Rettungseinsatz unter der Erde

Es ist kurz vor 20 Uhr. Einsatzleiter Jürgen Weber trifft am Übungsort beim Wirbelfallschacht Wiggen ein und lässt sich vom ARA-Mitarbeiter, der Alarm geschlagen hat, die Situation schildern. Zwei Leute sind im Stollen, einer liegt verletzt nahe beim Einstieg, der andere befindet sich irgendwo im Kanal, der in Richtung Hauptbahnhof führt.

Bergung mit dem Hubretter
Weber entsendet einen Trupp zum dortigen Schacht. Gleichzeitig beginnen die Feuerwehrleute in den 20 Meter tiefen Wirbelfallschacht einzusteigen, ausgerüstet mit Sauerstoffflaschen und einem Vier-Stoff-Messgerät, das vor zu hohen Konzentrationen giftiger Gase wie Kohlenmonoxid oder Schwefelwasserstoff warnt. Bald schon erhält Weber per Funk die Meldung, der Vermisste beim Hauptbahnhof sei gefunden und wohlauf. Schwieriger gestaltet sich die Bergung beim Schacht Wiggen.

Der Einstieg in den Nebenschacht kostet die Leute viel Zeit, und der Funkkontakt wird immer wieder gestört – Schreien erweist sich im Stollen als effektiver. Schliesslich kann der Verletzte jedoch zum grossen Hauptschacht gebracht werden, und die Bergung mit dem Hubretter beginnt. Um 20.45 Uhr ist er wohlbehalten wieder an der Oberfläche, und auch die Feuerwehrleute haben den Ausstieg geschafft, die Übung wird beendet.

Probleme beim Einstieg
Für die Feuerwehrleute war es nach Einsätzen im Rietli und bei der Sonnenhalde bereits die dritte Übung unter der Erde. «Diese ist aber bei weitem die anspruchsvollste und gefährlichste, weil der Schacht so tief ist. Der heutige Einsatz gibt uns die Möglichkeit, das Bauwerk überhaupt einmal kennenzulernen», sagte Edgar Kohlbrenner, Kommandant der Rorschacherberger Feuerwehr. Die ungewohnte Situation verlangte seinen Leuten einiges ab. Dementsprechend hoch war der Lerneffekt, etwa in bezug auf die Ausrüstung.

«Das Risiko, im engen Einstieg mit den Sauerstoffflaschen stecken zu bleiben, ist zu gross, da müssen wir uns etwas überlegen», zog der Rorschacher Kommandant Kurt Reich bei der Besprechung Bilanz.
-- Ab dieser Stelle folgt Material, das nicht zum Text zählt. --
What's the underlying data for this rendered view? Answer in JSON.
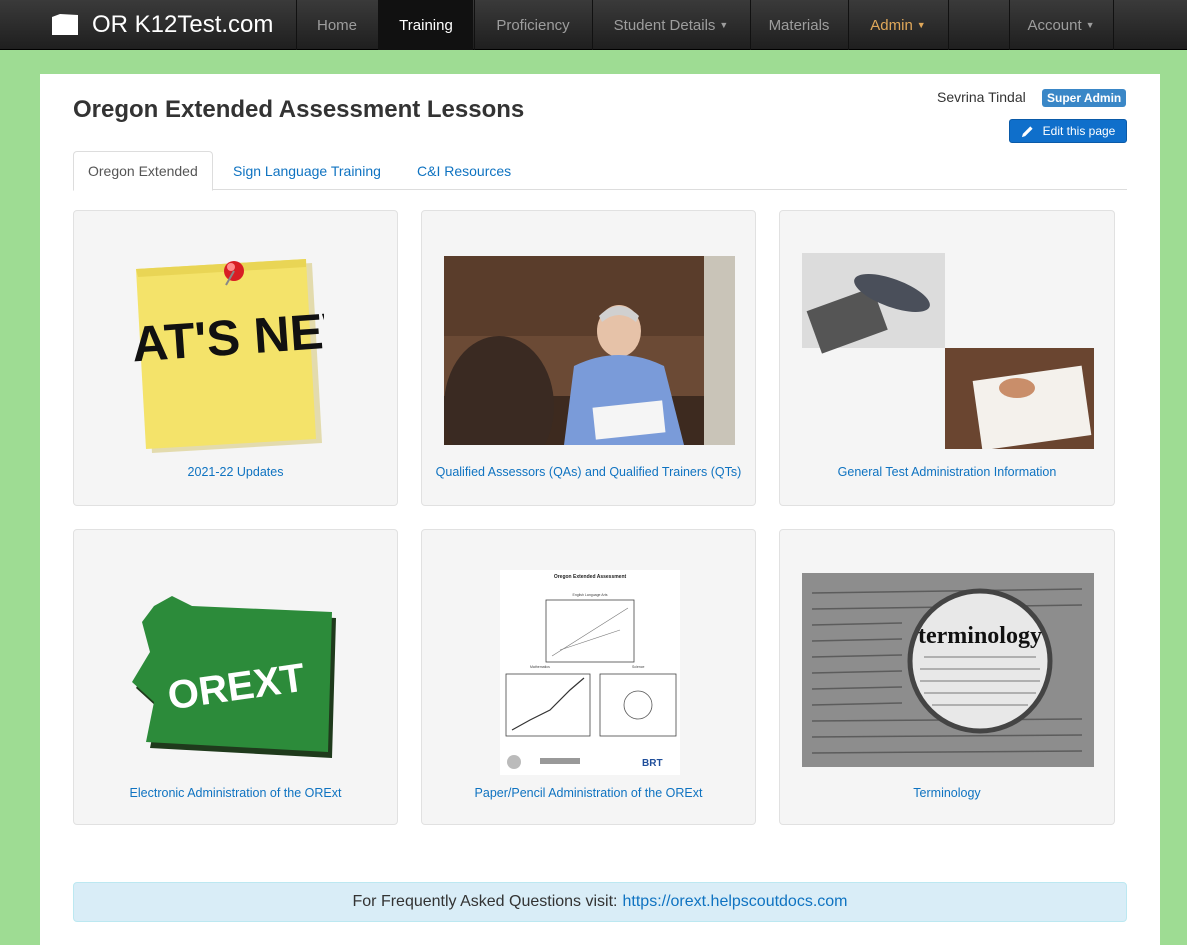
{
  "navbar": {
    "brand": "OR K12Test.com",
    "items": [
      {
        "label": "Home"
      },
      {
        "label": "Training"
      },
      {
        "label": "Proficiency"
      },
      {
        "label": "Student Details"
      },
      {
        "label": "Materials"
      },
      {
        "label": "Admin"
      },
      {
        "label": "Account"
      }
    ]
  },
  "header": {
    "title": "Oregon Extended Assessment Lessons",
    "user_name": "Sevrina Tindal",
    "role": "Super Admin",
    "edit_label": "Edit this page"
  },
  "tabs": [
    {
      "label": "Oregon Extended"
    },
    {
      "label": "Sign Language Training"
    },
    {
      "label": "C&I Resources"
    }
  ],
  "cards": [
    {
      "label": "2021-22 Updates",
      "image_text": "WHAT'S NEW?"
    },
    {
      "label": "Qualified Assessors (QAs) and Qualified Trainers (QTs)"
    },
    {
      "label": "General Test Administration Information"
    },
    {
      "label": "Electronic Administration of the ORExt",
      "image_text": "OREXT"
    },
    {
      "label": "Paper/Pencil Administration of the ORExt",
      "image_text": {
        "heading": "Oregon Extended Assessment",
        "sub1": "English Language Arts",
        "sub2": "Mathematics",
        "sub3": "Science",
        "logo": "BRT"
      }
    },
    {
      "label": "Terminology",
      "image_text": "terminology"
    }
  ],
  "faq": {
    "text": "For Frequently Asked Questions visit:",
    "link": "https://orext.helpscoutdocs.com"
  },
  "colors": {
    "background": "#9edc93",
    "navbar": "#222222",
    "link": "#0f73c1",
    "edit_button": "#0f6fcb",
    "role_badge": "#3a87c7",
    "faq_bg": "#d9edf7"
  }
}
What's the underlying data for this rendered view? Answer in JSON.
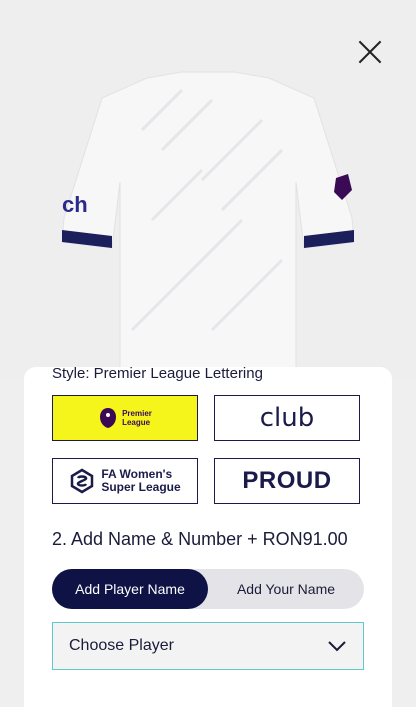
{
  "header": {
    "close_icon": "close-icon"
  },
  "product": {
    "image_alt": "white home shirt, back view"
  },
  "style": {
    "title": "Style: Premier League Lettering",
    "options": [
      {
        "id": "premier-league",
        "line1": "Premier",
        "line2": "League",
        "selected": true
      },
      {
        "id": "club",
        "label": "club",
        "selected": false
      },
      {
        "id": "fa-wsl",
        "line1": "FA Women's",
        "line2": "Super League",
        "selected": false
      },
      {
        "id": "proud",
        "label": "PROUD",
        "selected": false
      }
    ]
  },
  "name_number": {
    "title": "2. Add Name & Number + RON91.00",
    "toggle": {
      "active": "Add Player Name",
      "inactive": "Add Your Name"
    },
    "select": {
      "value": "Choose Player",
      "icon": "chevron-down-icon"
    }
  },
  "colors": {
    "navy": "#0e1245",
    "selected_tile": "#f5f51b",
    "select_border": "#5ec8cc"
  }
}
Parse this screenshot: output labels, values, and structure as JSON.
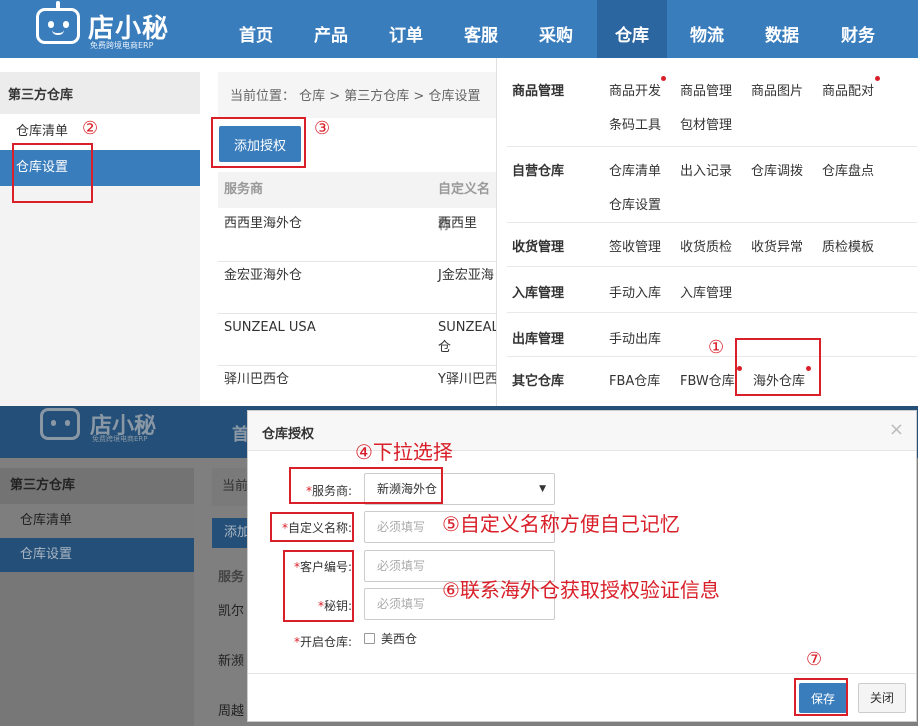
{
  "top": {
    "logo": {
      "text": "店小秘",
      "sub": "免费跨境电商ERP"
    },
    "nav": [
      "首页",
      "产品",
      "订单",
      "客服",
      "采购",
      "仓库",
      "物流",
      "数据",
      "财务"
    ],
    "sidebar": {
      "title": "第三方仓库",
      "items": [
        "仓库清单",
        "仓库设置"
      ]
    },
    "breadcrumb": "当前位置： 仓库 > 第三方仓库 > 仓库设置",
    "add_button": "添加授权",
    "table": {
      "headers": [
        "服务商",
        "自定义名称"
      ],
      "rows": [
        [
          "西西里海外仓",
          "西西里"
        ],
        [
          "金宏亚海外仓",
          "J金宏亚海"
        ],
        [
          "SUNZEAL USA",
          "SUNZEAL",
          "仓"
        ],
        [
          "驿川巴西仓",
          "Y驿川巴西"
        ]
      ]
    },
    "menu": {
      "sections": [
        {
          "name": "商品管理",
          "links": [
            "商品开发",
            "商品管理",
            "商品图片",
            "商品配对",
            "条码工具",
            "包材管理"
          ]
        },
        {
          "name": "自营仓库",
          "links": [
            "仓库清单",
            "出入记录",
            "仓库调拨",
            "仓库盘点",
            "仓库设置"
          ]
        },
        {
          "name": "收货管理",
          "links": [
            "签收管理",
            "收货质检",
            "收货异常",
            "质检模板"
          ]
        },
        {
          "name": "入库管理",
          "links": [
            "手动入库",
            "入库管理"
          ]
        },
        {
          "name": "出库管理",
          "links": [
            "手动出库"
          ]
        },
        {
          "name": "其它仓库",
          "links": [
            "FBA仓库",
            "FBW仓库",
            "海外仓库"
          ]
        }
      ]
    }
  },
  "bottom": {
    "logo": {
      "text": "店小秘",
      "sub": "免费跨境电商ERP"
    },
    "nav_first": "首",
    "sidebar": {
      "title": "第三方仓库",
      "items": [
        "仓库清单",
        "仓库设置"
      ]
    },
    "partial": {
      "breadcrumb": "当前",
      "add": "添加",
      "header": "服务",
      "rows": [
        "凯尔",
        "新濒",
        "周越"
      ]
    },
    "modal": {
      "title": "仓库授权",
      "close": "×",
      "fields": {
        "provider_label": "服务商:",
        "provider_value": "新濒海外仓",
        "custom_label": "自定义名称:",
        "custom_placeholder": "必须填写",
        "customer_label": "客户编号:",
        "customer_placeholder": "必须填写",
        "secret_label": "秘钥:",
        "secret_placeholder": "必须填写",
        "open_label": "开启仓库:",
        "open_option": "美西仓"
      },
      "save": "保存",
      "cancel": "关闭"
    }
  },
  "annotations": {
    "n1": "①",
    "n2": "②",
    "n3": "③",
    "n4": "④下拉选择",
    "n5": "⑤自定义名称方便自己记忆",
    "n6": "⑥联系海外仓获取授权验证信息",
    "n7": "⑦"
  },
  "colors": {
    "primary": "#3a7dbd",
    "annotation": "#d9202a"
  }
}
Neue Sicherheitsvorkehrungen
Christoph Egli, Geschäftsführer des Abwasserverbandes, beobachtete die Übung mit grossem Interesse. «Es ist völlig anders, sich in einem Gebäude voller Rauch zu orientieren als in der engen Kanalisation. Darum ist es wahnsinnig wichtig, eine solche Situation zu üben.

Wir von der ARA konnten dabei gleichzeitig auch testen, ob die Abläufe in der Alarmierung funktionieren – was tadellos geklappt hat», bilanzierte er.

Für seine Mitarbeiter brachte der abendliche Einsatz vor allem die Einsicht, dass eine Rettung aus dem Kanal viel Zeit in Anspruch nimmt. «Jeder Kanalarbeiter hat immer ein Vier-Stoff-Messgerät und einen Selbstretter dabei, der ihn 20 Minuten lang mit Sauerstoff versorgen kann.

Zudem haben wir die Ausrüstung erneuert und klar geregelt, welche Bauwerke nur zu zweit oder zu dritt gewartet werden dürfen», sagt Egli. In seiner Zeit bei der ARA hat er zwar noch keinen schweren Unfall erlebt, aber: «Notsituationen können leicht entstehen, etwa wegen Gasen oder auch einfachem Stolpern. Für solche Fälle wollen wir gewappnet sein.»